Parece que as mulheres são ainda mais cientes de que algo não vai bem, pois elas pelo menos buscam ajuda e descobrem que tem algo desencaixado. Os homens vão rolando de bar em bar, de merda em merda meio inconscientes da ladeira abaixo, não gastam dinheiro para se tratar se é mais legal comprar um carro novo.

A pressão por chegar no topo é tipo paradoxal de busca que nunca descansa e se legitima. Cada passo dado desfia uma ponta solta que merece virar desafio.

A quantidade brutal de trabalho de coaching é sintomático disso, é não há nada de mal com o coaching, mas com a sensação de ser um fracasso ambulante que movimenta esse mercado.

Para criar a demanda muitos pisam ainda mais na dor do seu potencial cliente para provar por todos os meios que se a pessoa ainda não enriqueceu, tem a agenda livre para viajar ela está cometendo um pecado gravíssimo.

O efeito colateral de tanto busca de felicidade e sucesso começa a ser uma falta de apreciação de pequenos acontecimentos da vida. De você não está na ilha de Bora Bora está perdendo tempo. A ilha é linda, mas você também.

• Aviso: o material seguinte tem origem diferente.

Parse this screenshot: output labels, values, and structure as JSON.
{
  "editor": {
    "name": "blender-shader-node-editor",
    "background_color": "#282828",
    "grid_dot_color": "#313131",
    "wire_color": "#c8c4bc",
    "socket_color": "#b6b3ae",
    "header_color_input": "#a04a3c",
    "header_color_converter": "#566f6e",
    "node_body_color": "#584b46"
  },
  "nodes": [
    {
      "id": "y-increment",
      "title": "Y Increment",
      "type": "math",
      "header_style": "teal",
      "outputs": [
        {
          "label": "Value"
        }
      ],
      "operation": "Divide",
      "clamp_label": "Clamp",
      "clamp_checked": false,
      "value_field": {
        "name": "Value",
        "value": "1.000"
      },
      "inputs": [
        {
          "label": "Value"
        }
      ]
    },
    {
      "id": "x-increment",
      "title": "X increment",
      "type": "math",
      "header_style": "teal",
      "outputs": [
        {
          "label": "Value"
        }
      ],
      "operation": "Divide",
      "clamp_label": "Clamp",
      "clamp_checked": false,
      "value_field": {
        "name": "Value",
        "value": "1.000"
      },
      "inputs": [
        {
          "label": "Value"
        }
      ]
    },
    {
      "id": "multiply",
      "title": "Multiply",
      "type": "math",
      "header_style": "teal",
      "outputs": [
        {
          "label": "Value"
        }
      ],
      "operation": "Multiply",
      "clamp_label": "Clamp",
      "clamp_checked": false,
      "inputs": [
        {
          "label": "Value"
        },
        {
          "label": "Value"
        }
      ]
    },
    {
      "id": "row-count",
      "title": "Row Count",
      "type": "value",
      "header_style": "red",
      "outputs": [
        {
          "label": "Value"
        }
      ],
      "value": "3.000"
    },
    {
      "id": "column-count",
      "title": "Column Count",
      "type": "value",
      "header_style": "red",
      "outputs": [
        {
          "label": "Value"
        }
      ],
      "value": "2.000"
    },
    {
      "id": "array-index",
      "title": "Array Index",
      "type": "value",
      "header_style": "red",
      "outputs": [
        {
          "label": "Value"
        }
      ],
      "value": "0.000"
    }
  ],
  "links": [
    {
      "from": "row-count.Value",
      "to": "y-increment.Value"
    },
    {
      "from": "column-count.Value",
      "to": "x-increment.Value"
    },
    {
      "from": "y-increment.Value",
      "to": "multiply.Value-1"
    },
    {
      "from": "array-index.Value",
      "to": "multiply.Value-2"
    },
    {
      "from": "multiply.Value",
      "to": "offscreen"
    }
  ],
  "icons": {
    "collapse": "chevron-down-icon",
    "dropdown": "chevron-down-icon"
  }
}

Se o tema é aparência o caldo engrossa ainda mais, pois se a cada três fotos do seu Instagram você é bombardeado por uma barriga tanquinho (e alimentação e malhação correspondente) o seu imaginário será povoado de imagens que fritarão que su corpo é inadequado. A popularidade de musas fitness, sem nenhum demérito ao esforço delas, é quando as pessoas usam a suposta perfeição delas para reafirmar a própria falência estética. Para se sentirem menos sozinhas marcam uma amiga e dizem “olha amiga, quero um corpo desse!!”. A amiga não sabe se ri ou chora, pois está infeliz também.

A infelicidade passa a ser quase tudo, pois não existe nenhuma área da vida que a pessoa zerou o jogo, e isso é o suficiente para ser uma pendência na check-list da felicidade que nunca chega.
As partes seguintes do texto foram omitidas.